When I was a child, I had two phobias – one was vomiting and the second was caterpillars. There was no rhyme or reason for these phobias, but they were very real and would send me fleeing in desperation at the sign of either one. My family teased me relentlessly about it, and they still occasionally bring it up. Through those interactions, I started to learn it was something to be ashamed of and became a master at hiding it.
Later, when I received the actual OCD diagnosis, I was resistant and
resentful pissed. OCD is what Jack Nicolson has in As Good As It Gets – you know, when he shuffles around with his hair sticking up toting his own utensils. That’s OCD. I don’t have that. I have a job, a family, a life. I just need to wash my hands a lot, and count when I pour something, and keep curtains/doors either all the way open or closed, and lock/relock the doors, and ask repeat questions, and change utensils/dishes a lot and touch drinks to the divot in my chin before I drink…and silly but harmless things like that. The more I worked with my counselor, the more desperate I felt – despite my aversion to it, I could clearly see that I did have it, and that made me feel more helpless than anything else had ever done. However, I looked for the silver lining and found my way into some form of acceptance (I’m still working on that). I truly believe my final level of acceptance will be in being open about it, but I will get there one day. For now, I will have to make do with my little but mighty group of supporters.

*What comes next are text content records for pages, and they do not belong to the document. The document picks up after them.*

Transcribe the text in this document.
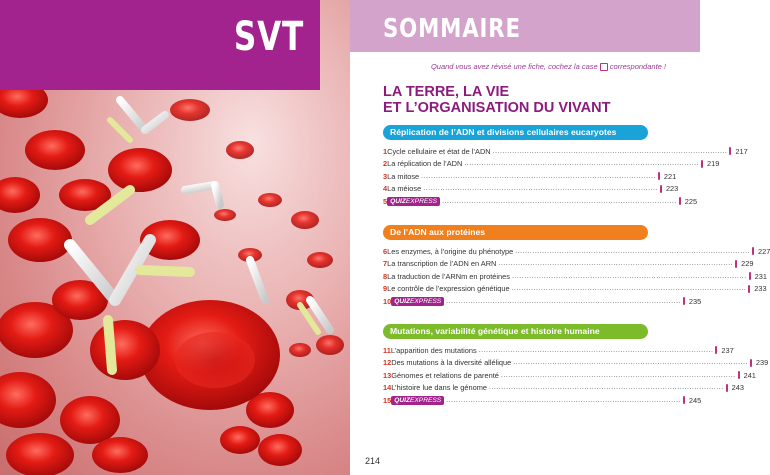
SVT	SOMMAIRE
Quand vous avez révisé une fiche, cochez la case correspondante !
LA TERRE, LA VIE
ET L’ORGANISATION DU VIVANT
Réplication de l’ADN et divisions cellulaires eucaryotes
1 Cycle cellulaire et état de l’ADN ................................................................................................ 217
2 La réplication de l’ADN ................................................................................................ 219
3 La mitose ................................................................................................ 221
4 La méiose ................................................................................................ 223
5 QUIZEXPRESS ................................................................................................ 225
De l’ADN aux protéines
6 Les enzymes, à l’origine du phénotype ................................................................................................ 227
7 La transcription de l’ADN en ARN ................................................................................................ 229
8 La traduction de l’ARNm en protéines ................................................................................................ 231
9 Le contrôle de l’expression génétique ................................................................................................ 233
10 QUIZEXPRESS ................................................................................................ 235
Mutations, variabilité génétique et histoire humaine
11 L’apparition des mutations ................................................................................................ 237
12 Des mutations à la diversité allélique ................................................................................................ 239
13 Génomes et relations de parenté ................................................................................................ 241
14 L’histoire lue dans le génome ................................................................................................ 243
15 QUIZEXPRESS ................................................................................................ 245
214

There is a lot of stigma out there around this illness, exacerbated by the god-awful fab of claiming you have “OCD tendencies” because you like thinks a certain way and which makes the illness seem like a walk in the park when it’s really like walking a plank over shark infested waters where you must juggle a red ball, while tapping your toes in an exact pattern and blinking 23 1/3 times a minute. I realize there won’t be any chance until people start standing up and talking about it. Yet, despite how badly I wish I was, I am not there yet. It’s a strange place to be in – one where you fiercely believe in standing up for others and what’s right, and yet immensely afraid to stand up for yourself. It would be easier to have more support behind me, so I think the next step is to start telling people in my life and learning not to put any weight in their potentially negative responses. Infertility has taught me that much, at least.

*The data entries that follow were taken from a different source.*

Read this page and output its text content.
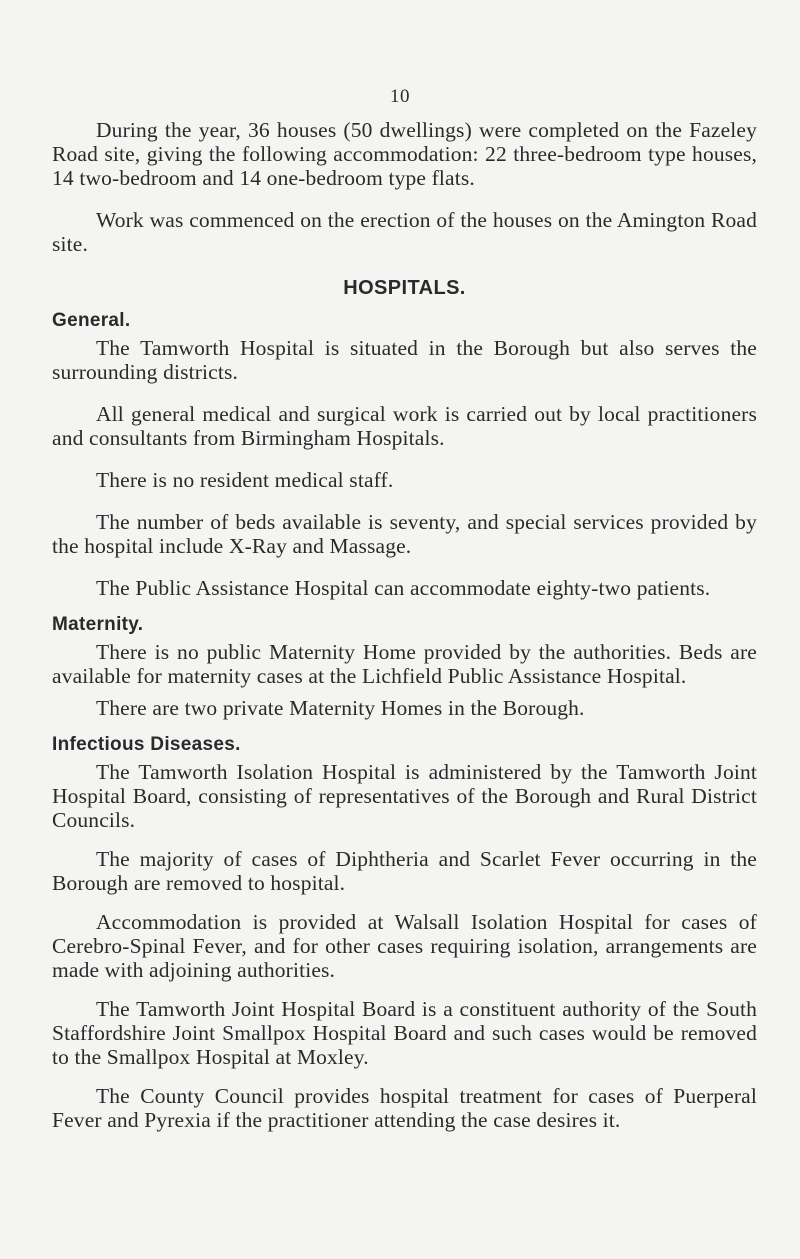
10

During the year, 36 houses (50 dwellings) were completed on the Fazeley Road site, giving the following accommodation: 22 three-bedroom type houses, 14 two-bedroom and 14 one-bedroom type flats.

Work was commenced on the erection of the houses on the Amington Road site.

HOSPITALS.
General.

The Tamworth Hospital is situated in the Borough but also serves the surrounding districts.

All general medical and surgical work is carried out by local practitioners and consultants from Birmingham Hospitals.

There is no resident medical staff.

The number of beds available is seventy, and special services provided by the hospital include X-Ray and Massage.

The Public Assistance Hospital can accommodate eighty-two patients.

Maternity.

There is no public Maternity Home provided by the authorities. Beds are available for maternity cases at the Lichfield Public Assistance Hospital.

There are two private Maternity Homes in the Borough.

Infectious Diseases.

The Tamworth Isolation Hospital is administered by the Tamworth Joint Hospital Board, consisting of representatives of the Borough and Rural District Councils.

The majority of cases of Diphtheria and Scarlet Fever occurring in the Borough are removed to hospital.

Accommodation is provided at Walsall Isolation Hospital for cases of Cerebro-Spinal Fever, and for other cases requiring isolation, arrangements are made with adjoining authorities.

The Tamworth Joint Hospital Board is a constituent authority of the South Staffordshire Joint Smallpox Hospital Board and such cases would be removed to the Smallpox Hospital at Moxley.

The County Council provides hospital treatment for cases of Puerperal Fever and Pyrexia if the practitioner attending the case desires it.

Long term secrets just aren’t a good thing, and I truly believe they are a detriment to mental health. While short term secrets can be fun and exciting (surprise party, presents, trip, etc.) – long term secrets just hurt. I think that’s why movements like Post Secret have become so incredibly popular – we all need to release those pent up secrets and feel like someone is listening.
Let go of your long term secrets if you can. Never hold on to something that makes you feel bad. I’m going to try to let go of mine, even if it means people will know that the real reason I don’t come to dinner parties is because you don’t switch cooking utensils between raw and cooked food, than that I already have plans. Sometimes the truth hurts.